As part of establishing risk criteria, the selection of a risk assessment matrix is significant, and should be included at the beginning of the process.
An organization should select or develop a risk assessment matrix that the stakeholders broadly agree upon to be used in the risk assessment process. This key component is used to define and determine risk levels within an organization. An example of a risk assessment matrix adapted is provided in Table 3.1.
Table 3.1 Example of a risk assessment matrix.

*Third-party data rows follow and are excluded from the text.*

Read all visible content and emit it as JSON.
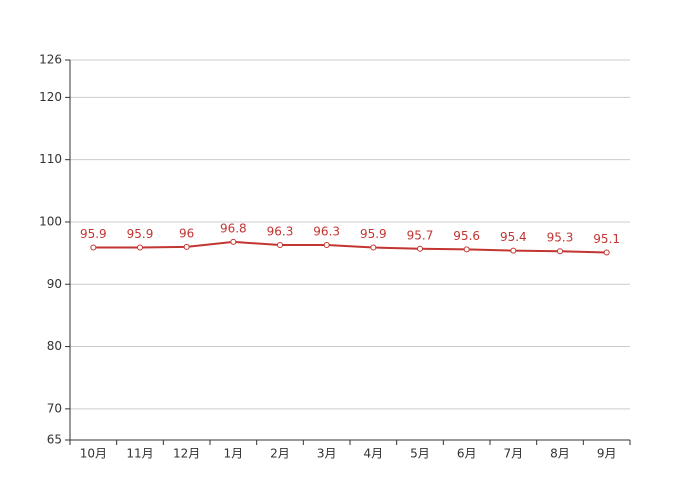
{
  "chart_data": {
    "type": "line",
    "categories": [
      "10月",
      "11月",
      "12月",
      "1月",
      "2月",
      "3月",
      "4月",
      "5月",
      "6月",
      "7月",
      "8月",
      "9月"
    ],
    "values": [
      95.9,
      95.9,
      96,
      96.8,
      96.3,
      96.3,
      95.9,
      95.7,
      95.6,
      95.4,
      95.3,
      95.1
    ],
    "color": "#c23531",
    "ylim": [
      65,
      126
    ],
    "yticks": [
      65,
      70,
      80,
      90,
      100,
      110,
      120,
      126
    ],
    "grid": true
  }
}
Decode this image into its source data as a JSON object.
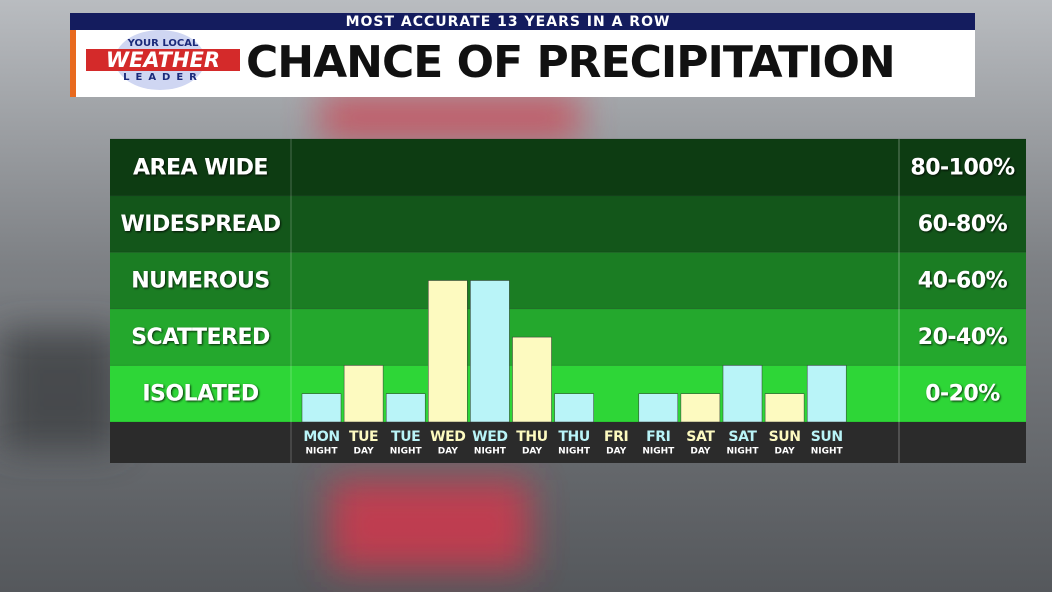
{
  "chart_data": {
    "type": "bar",
    "subtitle": "MOST ACCURATE 13 YEARS IN A ROW",
    "title": "CHANCE OF PRECIPITATION",
    "branding": [
      "YOUR LOCAL",
      "WEATHER",
      "LEADER"
    ],
    "categories": [
      "MON",
      "TUE",
      "TUE",
      "WED",
      "WED",
      "THU",
      "THU",
      "FRI",
      "FRI",
      "SAT",
      "SAT",
      "SUN",
      "SUN"
    ],
    "periods": [
      "NIGHT",
      "DAY",
      "NIGHT",
      "DAY",
      "NIGHT",
      "DAY",
      "NIGHT",
      "DAY",
      "NIGHT",
      "DAY",
      "NIGHT",
      "DAY",
      "NIGHT"
    ],
    "values": [
      10,
      20,
      10,
      50,
      50,
      30,
      10,
      0,
      10,
      10,
      20,
      10,
      20
    ],
    "colors": [
      "#b9f4f8",
      "#fdfac0",
      "#b9f4f8",
      "#fdfac0",
      "#b9f4f8",
      "#fdfac0",
      "#b9f4f8",
      "#fdfac0",
      "#b9f4f8",
      "#fdfac0",
      "#b9f4f8",
      "#fdfac0",
      "#b9f4f8"
    ],
    "label_colors": [
      "#b9f4f8",
      "#fdfac0",
      "#b9f4f8",
      "#fdfac0",
      "#b9f4f8",
      "#fdfac0",
      "#b9f4f8",
      "#fdfac0",
      "#b9f4f8",
      "#fdfac0",
      "#b9f4f8",
      "#fdfac0",
      "#b9f4f8"
    ],
    "ylim": [
      0,
      100
    ],
    "yticks": [
      0,
      20,
      40,
      60,
      80,
      100
    ],
    "bands": [
      {
        "label": "ISOLATED",
        "range": "0-20%",
        "color": "#2ed637"
      },
      {
        "label": "SCATTERED",
        "range": "20-40%",
        "color": "#24a82d"
      },
      {
        "label": "NUMEROUS",
        "range": "40-60%",
        "color": "#1b7d23"
      },
      {
        "label": "WIDESPREAD",
        "range": "60-80%",
        "color": "#13561a"
      },
      {
        "label": "AREA WIDE",
        "range": "80-100%",
        "color": "#0d3c12"
      }
    ]
  }
}
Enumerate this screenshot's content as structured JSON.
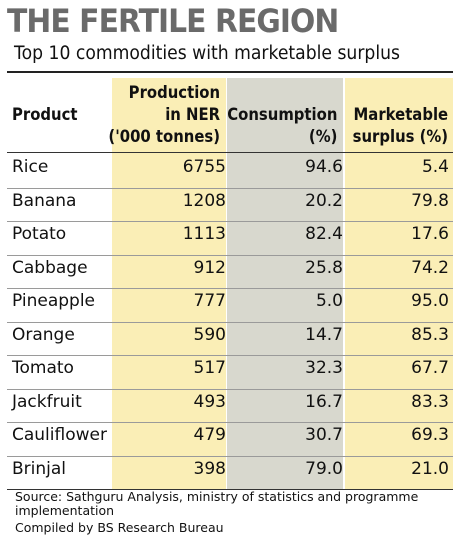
{
  "title": "THE FERTILE REGION",
  "subtitle": "Top 10 commodities with marketable surplus",
  "chart_data": {
    "type": "table",
    "headers": {
      "product": "Product",
      "production_line1": "Production",
      "production_line2": "in NER",
      "production_line3": "('000 tonnes)",
      "consumption_line1": "Consumption",
      "consumption_line2": "(%)",
      "surplus_line1": "Marketable",
      "surplus_line2": "surplus (%)"
    },
    "rows": [
      {
        "product": "Rice",
        "production": "6755",
        "consumption": "94.6",
        "surplus": "5.4"
      },
      {
        "product": "Banana",
        "production": "1208",
        "consumption": "20.2",
        "surplus": "79.8"
      },
      {
        "product": "Potato",
        "production": "1113",
        "consumption": "82.4",
        "surplus": "17.6"
      },
      {
        "product": "Cabbage",
        "production": "912",
        "consumption": "25.8",
        "surplus": "74.2"
      },
      {
        "product": "Pineapple",
        "production": "777",
        "consumption": "5.0",
        "surplus": "95.0"
      },
      {
        "product": "Orange",
        "production": "590",
        "consumption": "14.7",
        "surplus": "85.3"
      },
      {
        "product": "Tomato",
        "production": "517",
        "consumption": "32.3",
        "surplus": "67.7"
      },
      {
        "product": "Jackfruit",
        "production": "493",
        "consumption": "16.7",
        "surplus": "83.3"
      },
      {
        "product": "Cauliflower",
        "production": "479",
        "consumption": "30.7",
        "surplus": "69.3"
      },
      {
        "product": "Brinjal",
        "production": "398",
        "consumption": "79.0",
        "surplus": "21.0"
      }
    ]
  },
  "footer": {
    "source": "Source: Sathguru Analysis, ministry of statistics and programme implementation",
    "credit": "Compiled by BS Research Bureau"
  }
}
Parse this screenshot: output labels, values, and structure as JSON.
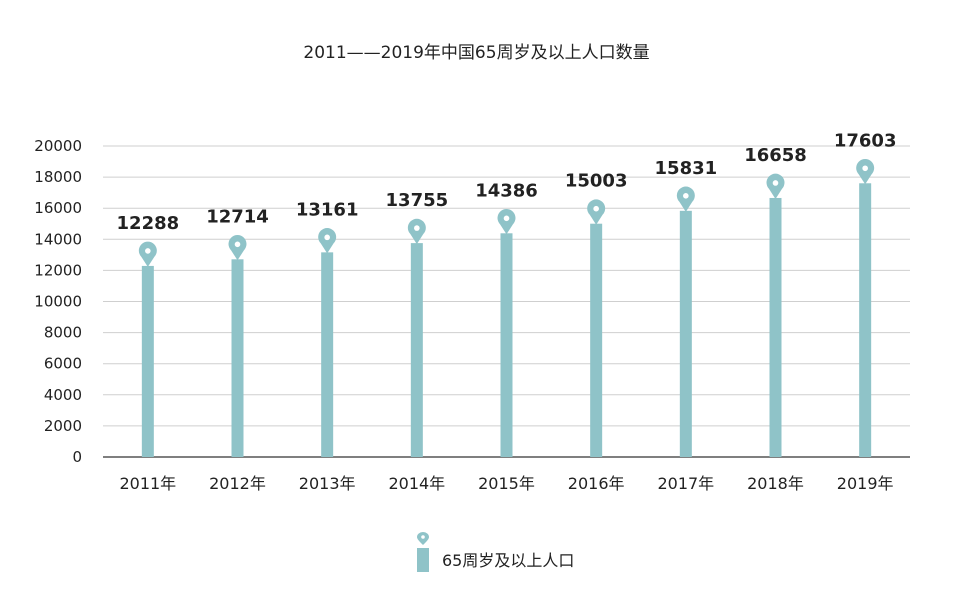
{
  "chart_data": {
    "type": "bar",
    "title": "2011——2019年中国65周岁及以上人口数量",
    "categories": [
      "2011年",
      "2012年",
      "2013年",
      "2014年",
      "2015年",
      "2016年",
      "2017年",
      "2018年",
      "2019年"
    ],
    "series": [
      {
        "name": "65周岁及以上人口",
        "values": [
          12288,
          12714,
          13161,
          13755,
          14386,
          15003,
          15831,
          16658,
          17603
        ]
      }
    ],
    "data_labels": [
      "12288",
      "12714",
      "13161",
      "13755",
      "14386",
      "15003",
      "15831",
      "16658",
      "17603"
    ],
    "ylim": [
      0,
      20000
    ],
    "yticks": [
      "0",
      "2000",
      "4000",
      "6000",
      "8000",
      "10000",
      "12000",
      "14000",
      "16000",
      "18000",
      "20000"
    ],
    "grid": true,
    "legend_position": "bottom-center",
    "bar_color": "#8fc3c8",
    "marker_icon": "map-pin-icon"
  }
}
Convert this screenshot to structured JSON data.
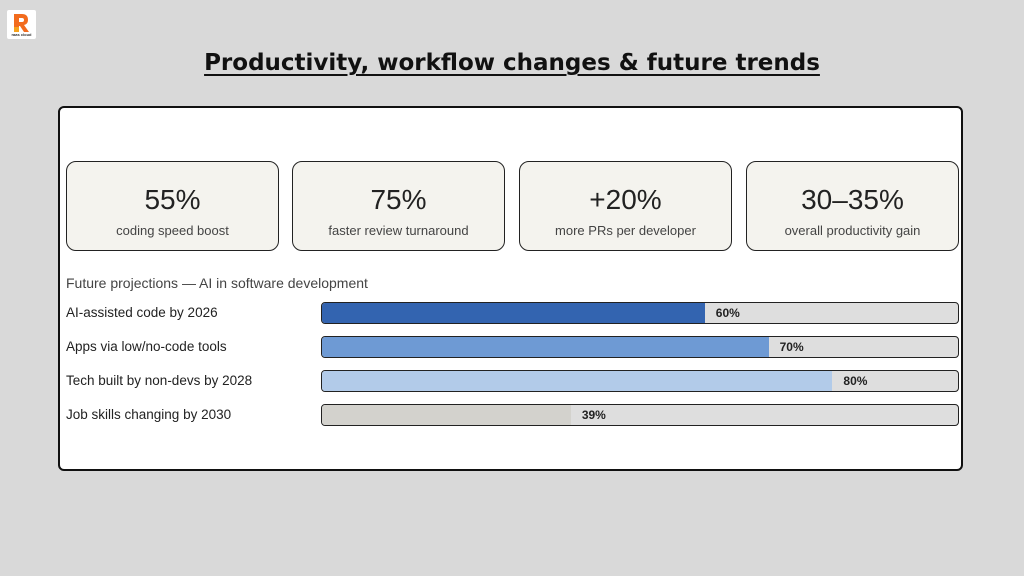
{
  "brand": {
    "name": "raas cloud",
    "accent": "#f26b1d"
  },
  "slide": {
    "title": "Productivity, workflow changes & future trends"
  },
  "stats": [
    {
      "value": "55%",
      "label": "coding speed boost"
    },
    {
      "value": "75%",
      "label": "faster review turnaround"
    },
    {
      "value": "+20%",
      "label": "more PRs per developer"
    },
    {
      "value": "30–35%",
      "label": "overall productivity gain"
    }
  ],
  "chart_data": {
    "type": "bar",
    "orientation": "horizontal",
    "title": "Future projections — AI in software development",
    "categories": [
      "AI-assisted code by 2026",
      "Apps via low/no-code tools",
      "Tech built by non-devs by 2028",
      "Job skills changing by 2030"
    ],
    "values": [
      60,
      70,
      80,
      39
    ],
    "value_labels": [
      "60%",
      "70%",
      "80%",
      "39%"
    ],
    "xlim": [
      0,
      100
    ],
    "colors": [
      "#3364b0",
      "#6e9ad4",
      "#b2cbe9",
      "#d3d2cd"
    ],
    "grid": false,
    "legend": "none"
  }
}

←Severity of injury or illness consequence→ | ||||
Likelihood of occurrence or exposure for select unit of time or activity | Negligible | Marginal | Critical | Catastrophic |
Frequent | Medium | Serious | High | High |
Probable | Medium | Serious | High | High |
Occasional | Low | Medium | Serious | High |
Remote | Low | Medium | Medium | Serious |
Improbable | Low | Low | Low | Medium |
The purpose of the risk assessment matrix is to provide “a method to categorize combinations of likelihood of occurrence and severity of harm, thus establishing risk levels” (ANSI/ASSP Z590.3, 2016). In essence, it is a risk “measuring stick” and communication tool used to help categorize and prioritize risks within the organization so that decision makers can take the most appropriate action in regard to risks and their treatment. There are a number of sources from which to select a risk assessment matrix. Notable examples are provided in the ANSI Z590.3 Prevention through Design standard, the US Military standard MIL‐STD‐882E, and the ANSI B11.TR3‐2000 technical report, among others.
It is important that the risk rating criteria and matrix used by an organization are consistent. When developing or selecting a risk assessment matrix which expresses numerical values, rating criteria should be standardized so that a lower risk score or risk priority number (RPN) value indicates a lower risk level. Thus, on a 10‐point risk scale, a risk score of 1 is considered the lowest level, while a 10 is considered the highest risk. For example, Table 3.2 provides an example of risk criteria reprinted with permission from ANSI/ASSP Z590.3. The example uses severity of consequence and occurrence probability factors which are multiplied to determine the risk level. Risk levels are defined as: Very High (15 or greater); High (10–14); Moderate (6–9); and Low (1–5). The corresponding Risk Scoring Levels and Actions Required shown in Table 3.3 are reprinted with permission from ANSI/ASSP Z590.3. The standard states that these numbers are judgmentally determined, are qualitative, and only have value in relation to each other.
Table 3.2 Example 5‐point risk assessment matrix.
Source: Adapted from ANSI/ASSP Z590.3‐2011(R2016)
Occurrence probabilities and values | |||||
---|---|---|---|---|---|
Severity Levels and values | Unlikely (1) | Seldom (2) | Occasional (3) | Likely (4) | Frequent (5) |
Catastrophic (5) | 5 | 10 | 15 | 20 | 25 |
Critical (4) | 4 | 8 | 12 | 16 | 20 |
Marginal (3) | 3 | 6 | 9 | 12 | 15 |
Negligible (2) | 2 | 4 | 6 | 8 | 10 |
Insignificant (1) | 1 | 2 | 3 | 4 | 5 |
Very high risk: 15 or greater High risk: 10–14 Moderate risk: 6–9 Low risk: 1–5 |
Table 3.3 Risk scoring levels and action required.
Source: Adapted from ANSI/ASSP Z590.3‐2011(R2016).
Category | Risk score | Action |
---|---|---|
Very high risk | 15 or greater | Operation not permissible. Immediate action necessary. |
High risk | 10–14 | Remedial actions to be given high priority. |
Moderate risk | 6–9 | Remedial action to be taken at appropriate time. |
Low risk | 1–5 | Remedial action discretionary. |
Notice that both matrix examples are in the upper right‐hand quadrant known as Quadrant I of the Cartesian coordinate system. It is the authors’ opinion that a risk assessment matrix should be positioned in the first quadrant (Quadrant I). This allows the user to read the matrix from left to right/bottom to top, with risk levels progressing from low to high accordingly, as indicated in Figure 3.4.